In poor countries, the coordination of economic activity rarely works




The economic justification for giving the poor better access to ICTs is that up-to-date and reliable information about prices and availability of resources can be more easily disseminated to areas where the poor are more likely to be concentrated.

The poor receiving the information are then better able, as both producers and consumers, to participate in effective markets.
The immediate consequence should be income gains for participants, and the ability to better spend their incomes.
Over the long term, enhanced access to information should enable producers to significantly improve their practices. Such improvement lays the path to economic growth.

A comparison of villages with and without access to telephones shows that the mean price levels of three of the four basic commodities studied is lower in the villages with access to a telephone.

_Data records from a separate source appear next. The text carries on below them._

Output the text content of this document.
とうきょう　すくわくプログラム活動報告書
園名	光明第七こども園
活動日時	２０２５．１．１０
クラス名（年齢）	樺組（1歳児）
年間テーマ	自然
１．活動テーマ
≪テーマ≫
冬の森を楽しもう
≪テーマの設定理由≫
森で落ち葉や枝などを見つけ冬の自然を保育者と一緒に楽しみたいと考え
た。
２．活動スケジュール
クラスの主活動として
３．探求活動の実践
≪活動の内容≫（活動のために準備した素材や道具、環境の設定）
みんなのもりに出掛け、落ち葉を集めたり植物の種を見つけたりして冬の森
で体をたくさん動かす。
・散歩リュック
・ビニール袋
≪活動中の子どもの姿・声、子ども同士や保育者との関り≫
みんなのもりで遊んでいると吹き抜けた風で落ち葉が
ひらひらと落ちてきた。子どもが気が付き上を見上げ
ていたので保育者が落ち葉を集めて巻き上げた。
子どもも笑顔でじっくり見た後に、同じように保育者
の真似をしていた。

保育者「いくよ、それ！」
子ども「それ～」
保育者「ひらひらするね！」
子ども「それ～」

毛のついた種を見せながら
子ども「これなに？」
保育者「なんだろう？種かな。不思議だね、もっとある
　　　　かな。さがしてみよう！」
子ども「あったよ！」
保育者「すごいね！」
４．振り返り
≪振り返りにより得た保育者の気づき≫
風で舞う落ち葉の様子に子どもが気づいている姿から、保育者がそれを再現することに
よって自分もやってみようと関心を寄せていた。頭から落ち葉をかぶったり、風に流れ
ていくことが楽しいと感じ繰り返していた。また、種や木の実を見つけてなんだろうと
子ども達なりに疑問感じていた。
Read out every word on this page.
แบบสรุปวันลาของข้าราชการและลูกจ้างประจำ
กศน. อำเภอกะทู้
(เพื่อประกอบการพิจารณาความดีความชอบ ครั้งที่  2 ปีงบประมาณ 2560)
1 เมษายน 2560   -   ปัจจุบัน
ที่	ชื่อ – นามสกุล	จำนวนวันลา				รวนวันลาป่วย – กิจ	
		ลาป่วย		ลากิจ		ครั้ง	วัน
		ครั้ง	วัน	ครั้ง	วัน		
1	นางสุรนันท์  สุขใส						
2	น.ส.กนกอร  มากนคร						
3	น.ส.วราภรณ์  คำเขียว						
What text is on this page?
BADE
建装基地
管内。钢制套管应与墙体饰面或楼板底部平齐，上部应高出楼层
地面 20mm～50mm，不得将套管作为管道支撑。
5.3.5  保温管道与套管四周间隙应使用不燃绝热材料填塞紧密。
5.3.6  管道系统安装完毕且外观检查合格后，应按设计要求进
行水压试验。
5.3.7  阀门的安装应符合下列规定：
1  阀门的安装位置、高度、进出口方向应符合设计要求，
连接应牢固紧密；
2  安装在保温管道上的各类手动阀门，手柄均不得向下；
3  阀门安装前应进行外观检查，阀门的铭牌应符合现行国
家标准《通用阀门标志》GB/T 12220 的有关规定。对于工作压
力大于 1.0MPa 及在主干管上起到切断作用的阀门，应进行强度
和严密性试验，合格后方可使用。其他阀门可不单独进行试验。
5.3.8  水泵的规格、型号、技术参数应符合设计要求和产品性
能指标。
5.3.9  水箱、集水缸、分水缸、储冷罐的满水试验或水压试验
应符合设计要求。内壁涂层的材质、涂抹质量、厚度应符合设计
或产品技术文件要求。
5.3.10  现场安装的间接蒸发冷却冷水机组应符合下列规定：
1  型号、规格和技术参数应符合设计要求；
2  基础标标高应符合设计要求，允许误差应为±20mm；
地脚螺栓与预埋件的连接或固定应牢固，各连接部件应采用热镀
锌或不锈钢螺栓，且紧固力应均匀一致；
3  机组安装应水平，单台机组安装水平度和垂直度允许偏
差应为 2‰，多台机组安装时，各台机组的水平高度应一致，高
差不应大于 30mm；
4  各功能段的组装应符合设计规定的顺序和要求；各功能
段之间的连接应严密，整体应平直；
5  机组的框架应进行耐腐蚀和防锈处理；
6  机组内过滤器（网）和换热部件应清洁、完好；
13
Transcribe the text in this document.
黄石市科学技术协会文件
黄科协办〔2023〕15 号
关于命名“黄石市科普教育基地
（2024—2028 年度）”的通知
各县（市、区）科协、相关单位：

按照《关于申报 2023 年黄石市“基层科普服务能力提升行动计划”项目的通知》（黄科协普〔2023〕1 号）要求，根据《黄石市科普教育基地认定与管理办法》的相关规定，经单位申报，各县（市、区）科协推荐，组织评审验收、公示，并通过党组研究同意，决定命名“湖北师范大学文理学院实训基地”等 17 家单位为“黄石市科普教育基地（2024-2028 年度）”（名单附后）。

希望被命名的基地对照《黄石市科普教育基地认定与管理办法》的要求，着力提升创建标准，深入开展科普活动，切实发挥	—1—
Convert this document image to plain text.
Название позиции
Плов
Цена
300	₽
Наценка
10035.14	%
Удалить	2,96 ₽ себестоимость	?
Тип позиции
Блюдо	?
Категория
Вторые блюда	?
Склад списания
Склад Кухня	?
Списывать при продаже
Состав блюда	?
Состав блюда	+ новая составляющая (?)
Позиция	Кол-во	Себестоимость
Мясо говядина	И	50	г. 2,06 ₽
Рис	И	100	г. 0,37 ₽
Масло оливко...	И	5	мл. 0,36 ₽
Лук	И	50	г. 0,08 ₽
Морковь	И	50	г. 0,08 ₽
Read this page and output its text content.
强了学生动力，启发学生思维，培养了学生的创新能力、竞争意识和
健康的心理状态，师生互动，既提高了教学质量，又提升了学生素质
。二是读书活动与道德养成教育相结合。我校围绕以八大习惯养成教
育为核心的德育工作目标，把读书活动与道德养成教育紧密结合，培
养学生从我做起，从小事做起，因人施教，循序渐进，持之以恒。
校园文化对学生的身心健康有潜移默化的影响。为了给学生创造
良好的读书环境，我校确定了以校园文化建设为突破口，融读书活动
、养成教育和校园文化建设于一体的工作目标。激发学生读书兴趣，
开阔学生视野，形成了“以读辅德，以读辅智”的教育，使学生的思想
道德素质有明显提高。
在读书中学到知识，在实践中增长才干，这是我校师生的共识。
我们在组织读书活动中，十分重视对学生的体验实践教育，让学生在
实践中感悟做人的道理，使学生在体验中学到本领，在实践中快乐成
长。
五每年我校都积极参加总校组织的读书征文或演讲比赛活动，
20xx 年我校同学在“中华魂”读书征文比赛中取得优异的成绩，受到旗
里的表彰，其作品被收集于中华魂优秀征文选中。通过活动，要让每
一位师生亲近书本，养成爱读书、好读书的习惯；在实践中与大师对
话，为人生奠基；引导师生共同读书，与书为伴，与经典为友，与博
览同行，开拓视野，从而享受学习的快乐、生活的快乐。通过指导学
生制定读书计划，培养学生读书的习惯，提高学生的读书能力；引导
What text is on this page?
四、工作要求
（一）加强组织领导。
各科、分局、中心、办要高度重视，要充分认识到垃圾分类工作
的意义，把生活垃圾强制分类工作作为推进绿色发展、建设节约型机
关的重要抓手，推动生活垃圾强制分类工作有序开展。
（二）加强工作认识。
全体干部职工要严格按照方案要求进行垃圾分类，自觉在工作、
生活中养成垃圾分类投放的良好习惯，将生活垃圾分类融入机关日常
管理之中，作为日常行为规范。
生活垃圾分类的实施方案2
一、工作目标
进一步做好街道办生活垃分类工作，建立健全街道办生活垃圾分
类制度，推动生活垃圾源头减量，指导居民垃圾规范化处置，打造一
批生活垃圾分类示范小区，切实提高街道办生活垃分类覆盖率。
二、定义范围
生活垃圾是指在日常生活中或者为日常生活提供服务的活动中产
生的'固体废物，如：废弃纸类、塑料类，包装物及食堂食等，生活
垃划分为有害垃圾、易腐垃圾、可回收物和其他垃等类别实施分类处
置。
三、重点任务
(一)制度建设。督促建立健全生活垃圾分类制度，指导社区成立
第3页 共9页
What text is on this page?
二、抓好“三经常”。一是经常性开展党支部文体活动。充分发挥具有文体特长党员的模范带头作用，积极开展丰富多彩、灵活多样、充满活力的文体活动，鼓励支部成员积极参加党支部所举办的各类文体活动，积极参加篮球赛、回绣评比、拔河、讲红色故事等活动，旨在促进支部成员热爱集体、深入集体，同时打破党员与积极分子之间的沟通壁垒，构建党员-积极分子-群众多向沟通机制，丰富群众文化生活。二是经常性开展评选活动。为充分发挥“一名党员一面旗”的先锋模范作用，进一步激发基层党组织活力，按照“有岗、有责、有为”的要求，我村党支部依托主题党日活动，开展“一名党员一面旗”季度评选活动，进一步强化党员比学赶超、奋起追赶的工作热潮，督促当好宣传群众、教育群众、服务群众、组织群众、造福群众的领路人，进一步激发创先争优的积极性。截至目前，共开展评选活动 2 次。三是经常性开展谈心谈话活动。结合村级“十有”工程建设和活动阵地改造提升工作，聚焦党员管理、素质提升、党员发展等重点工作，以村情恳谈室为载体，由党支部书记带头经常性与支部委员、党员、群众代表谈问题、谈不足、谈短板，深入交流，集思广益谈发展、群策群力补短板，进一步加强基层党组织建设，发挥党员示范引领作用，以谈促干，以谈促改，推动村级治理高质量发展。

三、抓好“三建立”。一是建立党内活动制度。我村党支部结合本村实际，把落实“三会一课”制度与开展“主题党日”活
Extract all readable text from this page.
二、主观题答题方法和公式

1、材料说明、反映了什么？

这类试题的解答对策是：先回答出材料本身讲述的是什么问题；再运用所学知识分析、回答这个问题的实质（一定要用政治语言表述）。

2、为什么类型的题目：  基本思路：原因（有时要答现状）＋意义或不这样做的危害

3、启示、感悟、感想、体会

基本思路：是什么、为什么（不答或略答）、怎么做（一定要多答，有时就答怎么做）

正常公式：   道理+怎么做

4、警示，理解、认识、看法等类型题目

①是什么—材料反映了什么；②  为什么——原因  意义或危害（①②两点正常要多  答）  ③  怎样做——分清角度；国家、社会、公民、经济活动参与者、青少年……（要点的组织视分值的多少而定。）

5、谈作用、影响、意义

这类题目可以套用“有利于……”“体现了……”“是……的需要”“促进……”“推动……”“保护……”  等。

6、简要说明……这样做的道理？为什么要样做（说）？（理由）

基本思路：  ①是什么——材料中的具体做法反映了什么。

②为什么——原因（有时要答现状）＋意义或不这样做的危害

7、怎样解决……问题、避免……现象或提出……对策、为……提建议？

The variation in prices for each commodity (fish, pork, eggs and vegetables) is much higher (as measured by their standard deviations) in the villages without access to a telephone.Other analysis of the same village household data over time period show that where telephones were added, dramatic increases in income within a two-year period resulted for the households in these villages.
    


Historical Evidence

Historical evidence within countries and cross-countries shows that improved communications leads to more than a one-time lifts in income for the poor.
Better communication can encourage isolated producers to adopt better practices and technologies to improve their productivity.
A second generic approach to the use of ICT in development can also be identified.
This is one where ICT plays a supporting or supplementary role to meeting a primary objective.
This approach starts with a more multidimensional perspective on poverty reduction, acknowledging the importance of better access to services such as education and health.
Access to government services in a transparent way with low transaction costs is another way in which ICT can play a key supporting role in development.
Most e-development projects don't have clear objectives.
The "if we build it, they will come" mentality still dominates technology projects.
The "wow" factor still hasn't gone away, and the technology remains the ends rather than the means of many projects… Without clear objectives, it isn't clear how to measure results.
There are very few exante attempts to figure out what the point of ICT projects should be, let alone to quantify the results.In the end, this means a lot of anecdote and not much analysis…or even material to analyze.